Second, low project readiness is another recurring problem as pork barrel and populist projects are inserted without feasibility studies and detail design, and time bound procurement plans and land acquisition plans. Third, bureaucratic hassle in approving and reapproving projects at various layers (sector ministries, Ministry of Finance and National Planning Commission) and weak intra and inter ministry coordination delay the full and effective realization of planned capital spending. Fourth, infrastructure projects of any scale and nature are riddled with poor project management, especially due to high staff turnover (which erodes institutional memory), lack of staff capacity to administer project implementation, lengthy procurement process, subpar capacity of contractor and weak contract management. 
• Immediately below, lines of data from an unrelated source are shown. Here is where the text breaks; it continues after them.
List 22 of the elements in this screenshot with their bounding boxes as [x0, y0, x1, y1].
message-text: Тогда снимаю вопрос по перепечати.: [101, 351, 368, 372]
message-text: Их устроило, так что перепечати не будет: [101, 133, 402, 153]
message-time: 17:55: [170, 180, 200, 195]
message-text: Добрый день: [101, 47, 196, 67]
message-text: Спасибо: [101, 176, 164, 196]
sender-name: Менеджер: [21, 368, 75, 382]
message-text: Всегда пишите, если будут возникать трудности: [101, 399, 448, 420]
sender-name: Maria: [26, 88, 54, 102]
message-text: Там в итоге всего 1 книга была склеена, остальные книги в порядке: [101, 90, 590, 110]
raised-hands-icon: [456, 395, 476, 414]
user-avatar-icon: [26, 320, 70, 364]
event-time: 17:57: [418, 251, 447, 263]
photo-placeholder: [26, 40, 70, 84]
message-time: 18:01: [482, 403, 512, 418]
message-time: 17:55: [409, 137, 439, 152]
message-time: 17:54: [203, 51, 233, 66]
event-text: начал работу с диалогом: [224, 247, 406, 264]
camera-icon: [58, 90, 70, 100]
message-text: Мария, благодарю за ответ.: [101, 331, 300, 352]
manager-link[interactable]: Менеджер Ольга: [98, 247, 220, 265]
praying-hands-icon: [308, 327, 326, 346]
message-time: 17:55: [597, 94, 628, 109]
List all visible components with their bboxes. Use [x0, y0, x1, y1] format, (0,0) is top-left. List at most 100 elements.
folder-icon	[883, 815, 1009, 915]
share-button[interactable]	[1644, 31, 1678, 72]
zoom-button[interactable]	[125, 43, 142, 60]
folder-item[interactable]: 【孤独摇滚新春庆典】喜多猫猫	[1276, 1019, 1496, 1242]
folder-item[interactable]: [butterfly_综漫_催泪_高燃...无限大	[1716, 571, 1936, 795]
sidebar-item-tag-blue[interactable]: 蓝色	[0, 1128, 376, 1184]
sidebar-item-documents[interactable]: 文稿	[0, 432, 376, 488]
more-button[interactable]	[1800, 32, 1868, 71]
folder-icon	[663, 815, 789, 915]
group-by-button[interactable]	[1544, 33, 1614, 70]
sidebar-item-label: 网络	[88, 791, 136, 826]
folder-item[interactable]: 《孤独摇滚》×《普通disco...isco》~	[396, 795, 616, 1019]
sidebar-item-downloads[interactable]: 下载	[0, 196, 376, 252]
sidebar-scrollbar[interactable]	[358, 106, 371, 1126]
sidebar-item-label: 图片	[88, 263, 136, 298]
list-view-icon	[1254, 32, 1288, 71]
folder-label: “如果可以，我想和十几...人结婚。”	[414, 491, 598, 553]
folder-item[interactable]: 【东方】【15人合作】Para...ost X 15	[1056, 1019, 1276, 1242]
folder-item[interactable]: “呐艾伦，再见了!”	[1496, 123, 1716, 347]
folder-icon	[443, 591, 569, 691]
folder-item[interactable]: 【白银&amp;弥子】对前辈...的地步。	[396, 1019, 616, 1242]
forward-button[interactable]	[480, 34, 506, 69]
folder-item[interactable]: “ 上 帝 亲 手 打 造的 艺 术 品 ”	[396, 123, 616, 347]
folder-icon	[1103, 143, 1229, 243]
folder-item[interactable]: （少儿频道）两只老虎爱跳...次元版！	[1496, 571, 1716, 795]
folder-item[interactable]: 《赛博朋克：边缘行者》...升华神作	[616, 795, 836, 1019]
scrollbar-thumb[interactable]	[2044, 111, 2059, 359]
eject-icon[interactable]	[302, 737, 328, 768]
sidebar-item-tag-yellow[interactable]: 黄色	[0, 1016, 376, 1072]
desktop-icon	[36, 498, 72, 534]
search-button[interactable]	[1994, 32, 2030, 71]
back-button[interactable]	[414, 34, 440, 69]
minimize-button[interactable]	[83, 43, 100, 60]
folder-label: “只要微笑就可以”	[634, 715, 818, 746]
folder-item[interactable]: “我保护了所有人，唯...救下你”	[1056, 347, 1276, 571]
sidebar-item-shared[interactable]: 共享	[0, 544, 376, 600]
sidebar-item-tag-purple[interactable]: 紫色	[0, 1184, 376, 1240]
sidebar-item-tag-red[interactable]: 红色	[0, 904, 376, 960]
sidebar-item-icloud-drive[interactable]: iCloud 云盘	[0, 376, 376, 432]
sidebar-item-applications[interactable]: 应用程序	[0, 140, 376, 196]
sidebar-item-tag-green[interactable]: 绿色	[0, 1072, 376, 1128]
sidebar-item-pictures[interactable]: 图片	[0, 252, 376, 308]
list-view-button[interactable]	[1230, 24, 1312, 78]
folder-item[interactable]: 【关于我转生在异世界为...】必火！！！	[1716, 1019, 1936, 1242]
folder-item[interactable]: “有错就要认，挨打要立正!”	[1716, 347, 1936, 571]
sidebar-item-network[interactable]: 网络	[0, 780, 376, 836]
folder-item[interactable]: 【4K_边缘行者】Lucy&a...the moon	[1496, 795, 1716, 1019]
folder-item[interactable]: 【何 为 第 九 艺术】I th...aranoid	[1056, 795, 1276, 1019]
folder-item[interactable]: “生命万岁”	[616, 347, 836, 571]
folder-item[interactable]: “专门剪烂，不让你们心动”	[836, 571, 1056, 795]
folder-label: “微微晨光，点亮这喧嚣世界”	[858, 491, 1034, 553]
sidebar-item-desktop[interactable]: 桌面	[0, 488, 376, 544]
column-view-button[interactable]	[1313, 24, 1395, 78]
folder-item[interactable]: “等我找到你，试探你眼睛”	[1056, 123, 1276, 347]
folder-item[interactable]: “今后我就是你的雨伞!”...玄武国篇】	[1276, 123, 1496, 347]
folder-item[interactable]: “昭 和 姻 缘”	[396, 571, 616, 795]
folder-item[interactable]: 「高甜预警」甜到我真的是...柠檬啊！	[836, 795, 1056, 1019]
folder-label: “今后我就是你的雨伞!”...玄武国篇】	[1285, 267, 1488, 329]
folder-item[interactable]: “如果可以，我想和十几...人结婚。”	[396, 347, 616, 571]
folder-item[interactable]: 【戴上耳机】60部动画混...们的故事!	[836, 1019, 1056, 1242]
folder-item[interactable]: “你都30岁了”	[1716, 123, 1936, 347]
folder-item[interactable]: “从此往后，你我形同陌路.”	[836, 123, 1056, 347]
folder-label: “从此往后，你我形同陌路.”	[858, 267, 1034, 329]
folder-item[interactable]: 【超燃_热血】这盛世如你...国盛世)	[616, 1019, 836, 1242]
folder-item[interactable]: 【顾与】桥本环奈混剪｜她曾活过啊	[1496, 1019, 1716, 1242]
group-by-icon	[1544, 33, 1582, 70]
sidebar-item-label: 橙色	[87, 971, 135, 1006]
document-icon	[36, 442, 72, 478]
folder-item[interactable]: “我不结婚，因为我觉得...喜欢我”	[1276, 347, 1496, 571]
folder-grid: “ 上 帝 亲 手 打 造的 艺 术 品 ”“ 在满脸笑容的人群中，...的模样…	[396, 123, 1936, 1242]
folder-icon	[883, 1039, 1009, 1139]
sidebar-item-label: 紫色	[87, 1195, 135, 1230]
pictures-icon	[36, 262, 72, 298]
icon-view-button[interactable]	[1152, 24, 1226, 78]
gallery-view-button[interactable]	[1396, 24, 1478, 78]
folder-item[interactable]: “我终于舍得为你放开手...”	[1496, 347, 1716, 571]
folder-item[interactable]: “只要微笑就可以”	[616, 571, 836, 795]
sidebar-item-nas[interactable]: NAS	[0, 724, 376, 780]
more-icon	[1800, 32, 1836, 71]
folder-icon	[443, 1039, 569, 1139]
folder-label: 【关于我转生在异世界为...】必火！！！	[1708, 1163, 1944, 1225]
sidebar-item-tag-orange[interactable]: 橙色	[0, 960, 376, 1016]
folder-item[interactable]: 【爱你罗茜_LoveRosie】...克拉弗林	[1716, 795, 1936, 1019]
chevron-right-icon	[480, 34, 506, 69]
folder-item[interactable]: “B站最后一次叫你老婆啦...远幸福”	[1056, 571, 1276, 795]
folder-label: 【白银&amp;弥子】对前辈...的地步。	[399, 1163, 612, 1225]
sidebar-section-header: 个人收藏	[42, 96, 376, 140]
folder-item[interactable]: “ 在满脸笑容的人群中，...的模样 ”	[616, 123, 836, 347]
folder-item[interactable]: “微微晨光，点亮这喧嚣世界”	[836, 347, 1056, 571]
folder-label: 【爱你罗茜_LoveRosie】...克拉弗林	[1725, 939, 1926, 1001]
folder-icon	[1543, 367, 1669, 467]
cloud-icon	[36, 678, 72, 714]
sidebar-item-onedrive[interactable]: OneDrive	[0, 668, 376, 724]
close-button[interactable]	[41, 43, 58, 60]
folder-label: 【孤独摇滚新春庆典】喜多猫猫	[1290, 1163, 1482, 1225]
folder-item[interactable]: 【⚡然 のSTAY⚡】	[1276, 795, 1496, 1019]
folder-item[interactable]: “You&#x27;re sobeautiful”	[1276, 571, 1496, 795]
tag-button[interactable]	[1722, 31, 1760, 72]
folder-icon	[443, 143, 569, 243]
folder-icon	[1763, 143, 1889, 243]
Fifth, high fiduciary risks in project implementation in suburban and rural areas when projects are implemented through local government having limited human resources and administration capacity not only delays spending, but also makes it inefficient. The funds allocated to parliamentarians to spend in their constituencies fall in this category.

Finally, political instability and interference both at planning and operational levels hinder timely completion of projects. For instance, the recurring political meddling in the duties of the board of Nepal Electricity Authority and Kathmandu Upatkaya Khanepani Limited are two classic cases. Furthermore, unfruitful interference and inconclusive governance oversight by various parliament committees and Commission for the Investigation of Abuse of Authority disincentivize honest and committed public officials and contractors.

Scaling up spending

All of these problems cannot be solved overnight. However, few immediate steps could go a long way in mending this chronic problem. Since there will always be political element to program selection and inclusion of some pork barrel projects, this issue pops up in every budget cycle. However, the sector ministries, NPC and MOF could work on a common platform to improve allocative efficiency by sanctioning enough funds (with the flexibility of multi-year contract) for projects that are implementation-ready. Furthermore, monitoring and evaluation at all these government agencies could be made more effective than just clicking check boxes during review sessions. Finally, strong leadership especially by joint secretaries, who are normally project directors, secretaries and ministers is essential to effectively administer and complete a project.

Else, capital budget and the funds allocated for post-earthquake rehabilitation and reconstruction won’t be timely and efficiently spent.